Get a greyhound, it'll be great!

After Chris died, the hound was quietly consumed by grief. Lying in the hallway, waiting for the door to open and the beloved master and playmate to walk back into our lives. After the first month the pressure to be a playmate and take Chris' place achieved pest status. The universe delivered a reel, offering a rescue greyhound. I ignored it. A week later the reel re-appeared and I sent a tentative email. He was located nearby, a re-home from a vaccine producing entity, a year older than the brown hound - what could possibly go wrong?  I now love that on leaving a strict biosecurity protected area, it was a one way trip. 

Our little prince (not so little really) had no concept of 'inside', the feel of grass, play or understand all dogs are not greyhounds. I love that I don't think things through. I love that the hound and I took a chance on our prince who spent the first 10 days enclosed on the back patio, too frightened for anything else. The hound and the prince met through the security mesh screen for a week before the first 5 minutes of contact, the hound restrained by a short leash and the prince not remotely interested in association. The prince however, did bond with me in the way he loved his handler at the vaccine facility.
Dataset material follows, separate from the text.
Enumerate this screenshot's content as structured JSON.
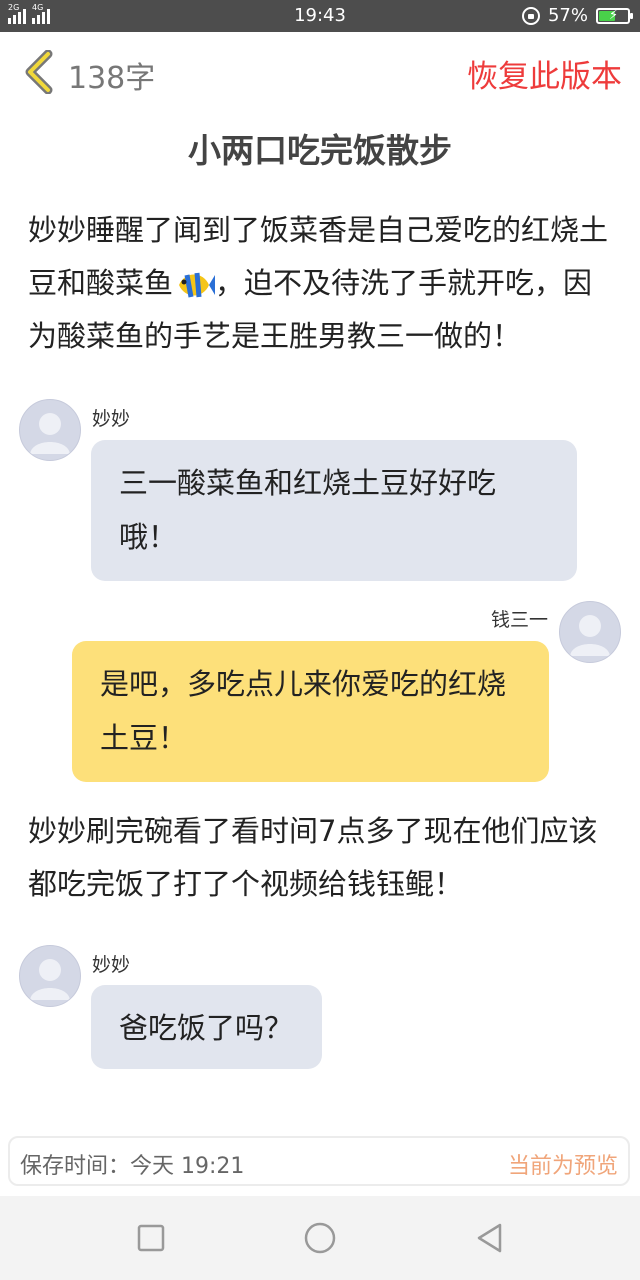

Every few hours, another five minutes. After two days, 10-15 minutes and then in the middle of a work-from-home zoom meeting, I heard the screen door open and held my breath. The rest is a blossoming bromance they both needed. We'd have never got a second dog. I'd have never contemplated a rescue greyhound. In the YOTD, it has been worth every moment to see them both happy; for the hound to have calmed; for the prince to have found his forever home.